Yesterday I joined a BBC World Service discussion on the fiftieth anniversary of the pill. Today, research is published by a team at Sheffield University showing that women prefer sex in long-term relationships to one night stands. They were clearly surprised:
These findings demonstrate that conservative attitudes towards women's sexual behaviour remain, and contradict the image of today's independent women who seek the pleasure of sexual interaction without the ties of a relationship.

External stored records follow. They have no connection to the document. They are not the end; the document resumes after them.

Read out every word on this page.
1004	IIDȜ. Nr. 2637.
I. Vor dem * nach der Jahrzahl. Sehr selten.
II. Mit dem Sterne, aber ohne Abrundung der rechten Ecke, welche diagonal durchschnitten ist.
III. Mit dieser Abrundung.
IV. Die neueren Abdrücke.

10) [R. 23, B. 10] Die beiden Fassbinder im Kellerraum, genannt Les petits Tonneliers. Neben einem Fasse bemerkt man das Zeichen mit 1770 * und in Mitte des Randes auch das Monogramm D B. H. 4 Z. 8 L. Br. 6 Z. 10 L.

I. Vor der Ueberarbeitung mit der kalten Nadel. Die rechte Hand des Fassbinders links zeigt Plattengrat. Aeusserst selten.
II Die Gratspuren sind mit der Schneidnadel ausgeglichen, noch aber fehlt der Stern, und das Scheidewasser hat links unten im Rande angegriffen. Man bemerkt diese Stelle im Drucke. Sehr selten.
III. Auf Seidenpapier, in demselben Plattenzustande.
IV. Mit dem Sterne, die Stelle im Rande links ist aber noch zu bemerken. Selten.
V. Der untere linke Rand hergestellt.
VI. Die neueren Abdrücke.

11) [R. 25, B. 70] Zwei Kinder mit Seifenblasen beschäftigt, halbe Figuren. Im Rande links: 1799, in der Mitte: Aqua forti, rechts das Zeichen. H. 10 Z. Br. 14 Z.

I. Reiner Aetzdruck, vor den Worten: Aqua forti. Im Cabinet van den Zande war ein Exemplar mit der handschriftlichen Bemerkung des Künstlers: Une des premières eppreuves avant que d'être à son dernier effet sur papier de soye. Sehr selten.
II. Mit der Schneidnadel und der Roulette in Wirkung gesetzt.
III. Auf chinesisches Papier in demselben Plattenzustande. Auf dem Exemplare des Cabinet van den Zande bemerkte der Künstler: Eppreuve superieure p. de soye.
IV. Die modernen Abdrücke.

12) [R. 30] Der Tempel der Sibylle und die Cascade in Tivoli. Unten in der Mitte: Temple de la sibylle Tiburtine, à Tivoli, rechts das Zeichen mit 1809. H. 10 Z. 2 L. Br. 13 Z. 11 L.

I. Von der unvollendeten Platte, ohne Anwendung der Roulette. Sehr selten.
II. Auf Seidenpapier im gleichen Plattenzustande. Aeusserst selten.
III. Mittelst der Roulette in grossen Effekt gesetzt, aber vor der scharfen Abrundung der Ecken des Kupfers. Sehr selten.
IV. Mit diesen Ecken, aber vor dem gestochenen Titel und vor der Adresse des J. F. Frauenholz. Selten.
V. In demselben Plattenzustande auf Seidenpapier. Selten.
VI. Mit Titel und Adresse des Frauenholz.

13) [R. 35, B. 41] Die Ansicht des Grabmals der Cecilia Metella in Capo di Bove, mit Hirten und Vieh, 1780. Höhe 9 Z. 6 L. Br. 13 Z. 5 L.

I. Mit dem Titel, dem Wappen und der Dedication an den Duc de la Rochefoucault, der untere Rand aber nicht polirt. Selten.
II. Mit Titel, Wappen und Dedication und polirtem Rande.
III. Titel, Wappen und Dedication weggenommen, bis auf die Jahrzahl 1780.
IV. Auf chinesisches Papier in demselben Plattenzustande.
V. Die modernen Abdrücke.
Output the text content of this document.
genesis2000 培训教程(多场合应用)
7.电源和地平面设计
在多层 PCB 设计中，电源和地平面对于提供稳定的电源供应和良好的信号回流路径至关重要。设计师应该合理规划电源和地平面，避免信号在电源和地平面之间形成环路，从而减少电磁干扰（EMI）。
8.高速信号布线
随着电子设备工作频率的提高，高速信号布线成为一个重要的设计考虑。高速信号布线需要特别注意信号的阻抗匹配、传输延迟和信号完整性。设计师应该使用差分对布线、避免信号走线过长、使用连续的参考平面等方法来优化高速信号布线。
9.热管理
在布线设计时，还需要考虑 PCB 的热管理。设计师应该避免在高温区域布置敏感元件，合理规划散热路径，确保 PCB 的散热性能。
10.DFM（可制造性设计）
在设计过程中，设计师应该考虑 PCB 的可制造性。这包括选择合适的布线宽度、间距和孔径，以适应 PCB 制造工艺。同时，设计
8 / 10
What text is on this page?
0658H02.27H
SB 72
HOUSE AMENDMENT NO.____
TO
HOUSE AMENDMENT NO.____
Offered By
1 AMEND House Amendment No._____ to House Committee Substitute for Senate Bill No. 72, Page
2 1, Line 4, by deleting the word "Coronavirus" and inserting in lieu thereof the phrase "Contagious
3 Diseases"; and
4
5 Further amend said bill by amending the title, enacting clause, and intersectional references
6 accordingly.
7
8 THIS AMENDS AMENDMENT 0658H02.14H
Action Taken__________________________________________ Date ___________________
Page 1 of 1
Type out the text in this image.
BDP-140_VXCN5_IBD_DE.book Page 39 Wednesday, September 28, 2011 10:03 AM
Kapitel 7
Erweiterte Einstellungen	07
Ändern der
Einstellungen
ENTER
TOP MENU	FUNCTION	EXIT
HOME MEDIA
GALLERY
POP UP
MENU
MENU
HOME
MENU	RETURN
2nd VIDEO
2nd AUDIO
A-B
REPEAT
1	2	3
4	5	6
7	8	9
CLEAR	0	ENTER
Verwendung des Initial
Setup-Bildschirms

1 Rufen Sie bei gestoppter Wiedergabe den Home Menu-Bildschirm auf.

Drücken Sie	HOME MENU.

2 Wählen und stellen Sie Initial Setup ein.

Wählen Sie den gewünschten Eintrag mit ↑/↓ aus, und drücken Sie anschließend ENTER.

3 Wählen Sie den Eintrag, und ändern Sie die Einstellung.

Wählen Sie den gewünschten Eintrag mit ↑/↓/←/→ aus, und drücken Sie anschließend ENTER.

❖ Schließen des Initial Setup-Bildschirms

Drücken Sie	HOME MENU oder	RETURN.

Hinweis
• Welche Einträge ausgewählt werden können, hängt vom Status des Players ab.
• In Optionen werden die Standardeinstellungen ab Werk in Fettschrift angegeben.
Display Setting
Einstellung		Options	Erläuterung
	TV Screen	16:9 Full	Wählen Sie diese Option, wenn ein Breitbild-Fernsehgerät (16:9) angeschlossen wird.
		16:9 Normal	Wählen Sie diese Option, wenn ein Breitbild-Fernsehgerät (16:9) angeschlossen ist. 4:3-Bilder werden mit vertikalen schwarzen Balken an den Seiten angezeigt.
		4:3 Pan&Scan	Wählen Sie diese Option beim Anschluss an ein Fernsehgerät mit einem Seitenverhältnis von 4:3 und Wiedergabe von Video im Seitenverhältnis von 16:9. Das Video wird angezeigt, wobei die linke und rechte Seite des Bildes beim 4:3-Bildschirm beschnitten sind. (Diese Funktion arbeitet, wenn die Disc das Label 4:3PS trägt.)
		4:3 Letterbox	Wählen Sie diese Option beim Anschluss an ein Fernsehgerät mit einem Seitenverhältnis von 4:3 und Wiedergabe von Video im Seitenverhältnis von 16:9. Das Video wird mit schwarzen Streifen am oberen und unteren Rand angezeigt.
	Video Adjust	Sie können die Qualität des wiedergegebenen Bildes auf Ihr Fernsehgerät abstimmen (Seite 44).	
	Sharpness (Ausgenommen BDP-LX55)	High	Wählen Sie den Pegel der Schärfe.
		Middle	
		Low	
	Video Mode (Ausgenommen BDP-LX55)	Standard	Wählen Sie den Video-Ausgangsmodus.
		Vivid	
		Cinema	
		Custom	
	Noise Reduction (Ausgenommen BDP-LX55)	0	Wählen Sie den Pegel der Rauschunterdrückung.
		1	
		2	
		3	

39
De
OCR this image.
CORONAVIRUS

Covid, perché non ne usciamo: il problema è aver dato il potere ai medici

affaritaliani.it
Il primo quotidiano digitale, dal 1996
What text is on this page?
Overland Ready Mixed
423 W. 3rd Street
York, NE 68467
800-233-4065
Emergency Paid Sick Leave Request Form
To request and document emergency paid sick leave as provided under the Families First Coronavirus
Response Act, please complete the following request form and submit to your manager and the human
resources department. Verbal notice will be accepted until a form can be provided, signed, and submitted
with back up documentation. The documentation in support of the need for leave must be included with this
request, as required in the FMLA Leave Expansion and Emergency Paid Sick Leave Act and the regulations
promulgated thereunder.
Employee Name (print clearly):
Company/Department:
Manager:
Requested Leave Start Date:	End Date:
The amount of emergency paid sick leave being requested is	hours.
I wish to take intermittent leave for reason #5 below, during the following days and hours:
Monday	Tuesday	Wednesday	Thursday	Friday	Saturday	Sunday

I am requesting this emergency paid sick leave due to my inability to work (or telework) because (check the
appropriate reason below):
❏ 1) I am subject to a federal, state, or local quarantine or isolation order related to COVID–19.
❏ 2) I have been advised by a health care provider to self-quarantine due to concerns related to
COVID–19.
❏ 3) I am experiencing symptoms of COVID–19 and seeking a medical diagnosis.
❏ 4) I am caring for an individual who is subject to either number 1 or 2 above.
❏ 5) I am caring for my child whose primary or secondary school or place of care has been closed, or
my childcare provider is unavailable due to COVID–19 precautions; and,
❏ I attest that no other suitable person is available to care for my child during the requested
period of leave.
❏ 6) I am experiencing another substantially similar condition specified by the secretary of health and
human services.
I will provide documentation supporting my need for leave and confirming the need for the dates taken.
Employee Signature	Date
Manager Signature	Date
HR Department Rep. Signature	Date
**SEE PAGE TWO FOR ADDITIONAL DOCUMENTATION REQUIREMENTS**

These researchers, and last night's interviewer, seem to share the view that the freedom ushered in by the invention of the pill should have opened a new world in which sex, freed from procreation, could become just another form of pleasure - like going to the pictures or dancing. How odd of women to keep on in the old fashioned belief that sex (at its best) is about a deepening of intimacy that comes only within a relationship of trust. After all surely, is it more liberated to wake up in the morning with a bloke whose name you have forgotten, who possibly votes Conservative, and may have given you a disease, than a man who shares your values and your life?
The pill has been a very important tool in the liberation of women - not because it freed us to sleep around but because it allowed us to be economically independent. Before the pill, and liberal abortion laws, women could not have sex without the risk of pregnancy. Pregnancy meant the end of economic independence. A pregnant woman became immediately dependent on the man who had impregnated her. If he refused to take on this responsibility she had to resort to dangerous backstreet abortion, or have her baby adopted. If he married her she was literally enslaved: totally depended on his earnings to keep her and her child.
The pill was not and is not the only reliable form of contraception. But it became both the tool and the symbol of women's independence. The pill broke that link in the chain that had eternally tied women to male earnings. If women could plan when to have babies they could also plan not to have them. They could decide to have a career without being ambushed by their biology. They could opt for education without feeling that they had to chose between the brain and the body. The pill changed the way in which women thought about themselves and opened the door to legislation that then made economic independence a reality.
This freedom is what really came with the pill. The fact that it also allows women to indulge in the odd sexual adventure is certainly not to be discounted but lets not pretend that bed-hopping, is or has ever been, a necessary part of women's liberation. The Sheffield researchers would do well to avoid imposing their own normative values on their future research.